The following arguments are optional to run the command.

inference.<inference_option>: The inference options.

Exporting the Model#

Here is an example to get spec from the FTMS client and an example spec file from TAO Launcher for exporting the trained VisualChangeNet model:

SPECS=$(tao-client visual_changenet get-spec --action export --job_type experiment --id $EXPERIMENT_ID)

export:
  checkpoint: /path/to/model.pth
  onnx_file: /path/to/model.onnx
  opset_version: 12
  input_channel: 3
  input_width: 256
  input_height: 256
  batch_size: -1

Parameter	Datatype	Default	Description	Supported Values
checkpoint	string		The path to the PyTorch model to export.
onnx_file	string		The path to the `.onnx` file.
opset_version	unsigned int	12	The opset version of the exported ONNX.	>0
input_channel	unsigned int	3	The input channel size. Only the value 3 is supported.	3
input_width	unsigned int	128	The input width.	>0
input_height	unsigned int	512	The input height.	>0
batch_size	unsigned int	-1	The batch size of the ONNX model.

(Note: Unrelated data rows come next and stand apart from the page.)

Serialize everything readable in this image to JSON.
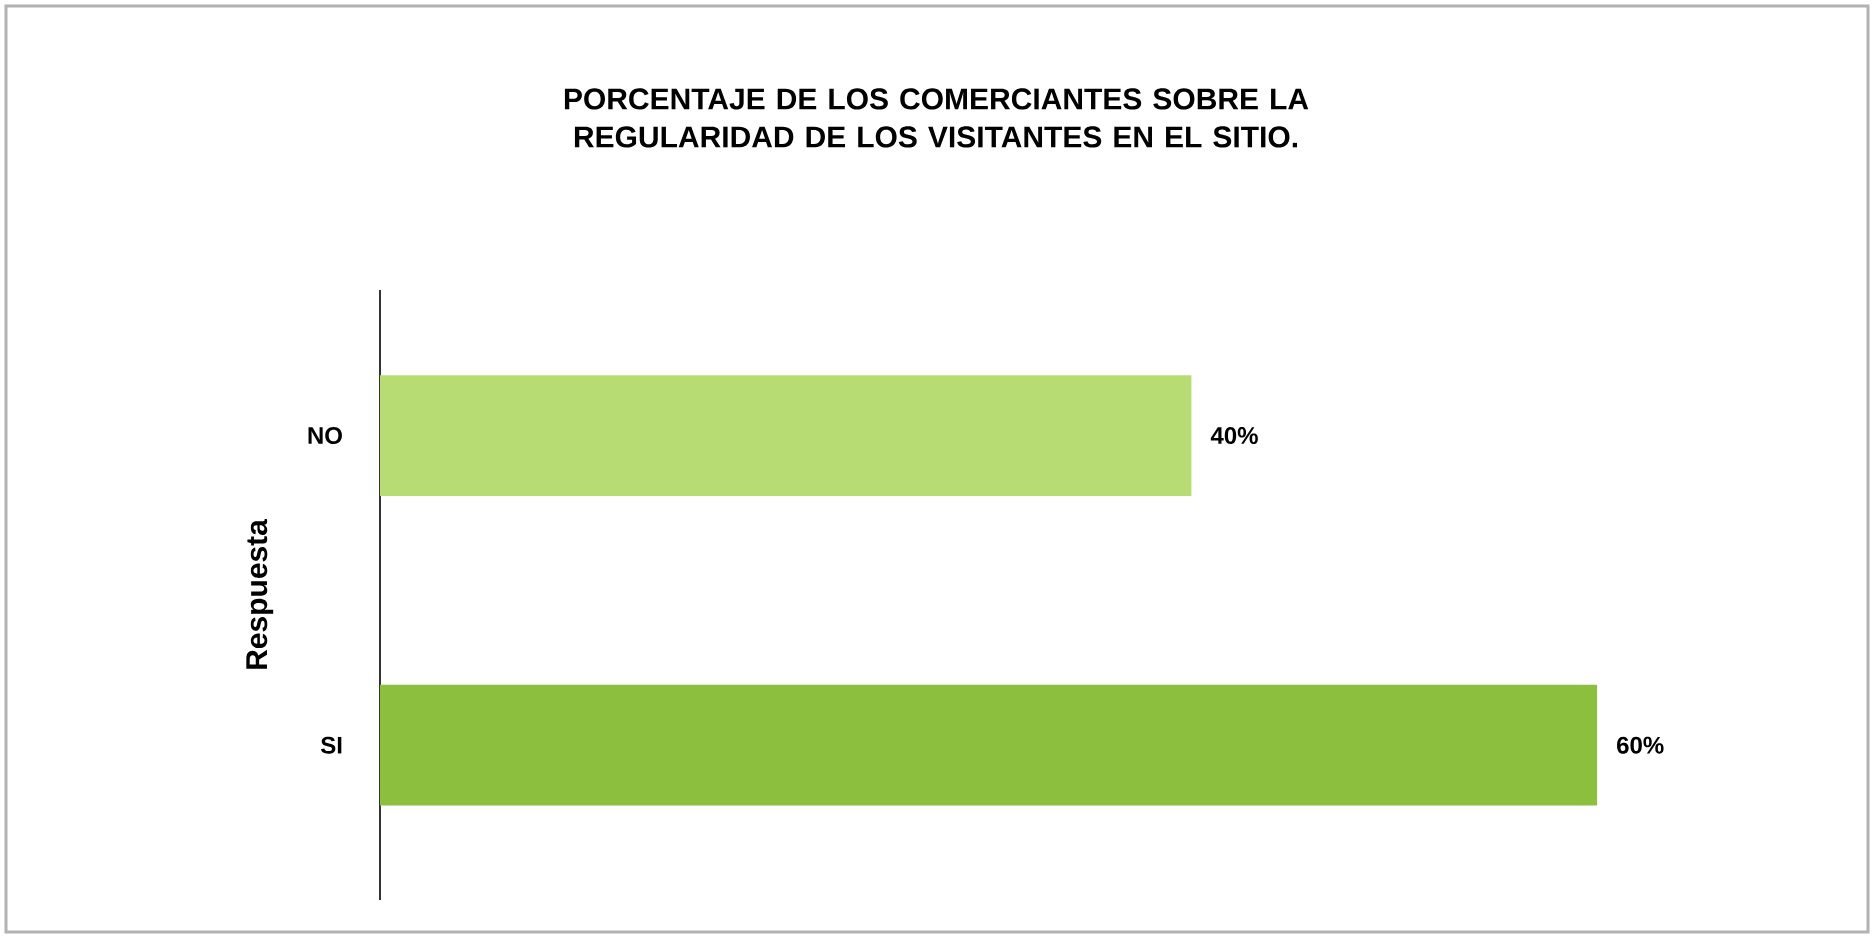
{
  "chart_data": {
    "type": "bar",
    "orientation": "horizontal",
    "title": "PORCENTAJE DE LOS COMERCIANTES SOBRE LA REGULARIDAD DE LOS VISITANTES EN EL SITIO.",
    "ylabel": "Respuesta",
    "categories": [
      "NO",
      "SI"
    ],
    "values": [
      40,
      60
    ],
    "value_labels": [
      "40%",
      "60%"
    ],
    "colors": [
      "#b8dc74",
      "#8dbf3e"
    ],
    "tick_labels": "y"
  }
}
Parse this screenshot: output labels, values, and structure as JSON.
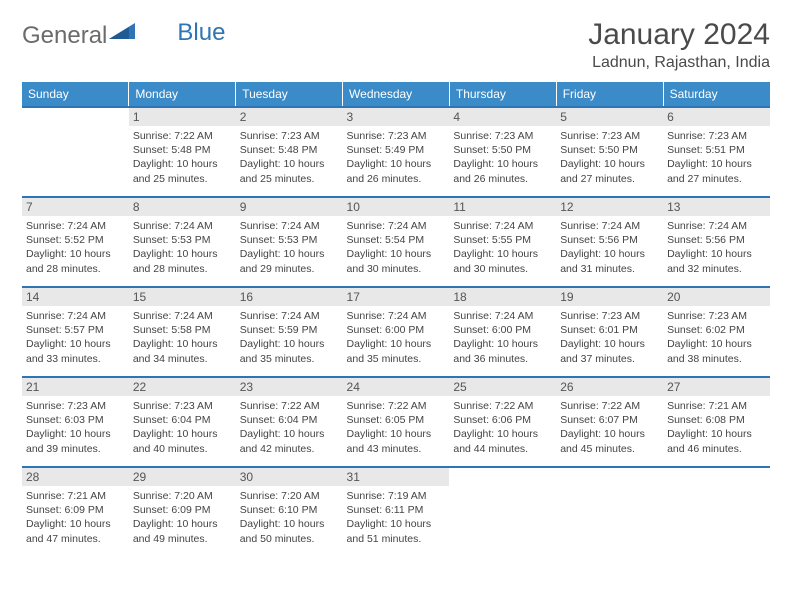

If this value is set to -1, the export uses dynamic batch size.	>=-1
gpu_id	unsigned int	0	The GPU ID to use.
on_cpu	bool	False	If set to `True`, exports the model on CPU.
verbose	bool	False	If set to `True`, prints a human-readable representation of the network.

Use the following command to export the model:

EXPORT_JOB_ID=$(tao-client visual_changenet experiment-run-action --action export --id $EXPERIMENT_ID --specs "$SPECS" --parent_job_id $TRAIN_JOB_ID)

tao model visual_changenet export [-h] -e <experiment spec file>
                          task=segment
                          export.checkpoint=<model to export>
                          export.onnx_file=<onnx path>
                          [export.<export_option>=<export_option_value>]

Required Arguments

The following arguments are required to run the command.

-e, --experiment_spec: The path to an experiment spec file
export.checkpoint: The .pth model to export.
export.onnx_file: The path where the .etlt or .onnx model is saved.

Optional Arguments

The following arguments are optional to run the command.

export.<export_option>: The export options.

TensorRT Engine Generation, Validation, and int8 Calibration#

For deployment, refer to the TAO Deploy Documentation for VisualChangeNet-Segmentation.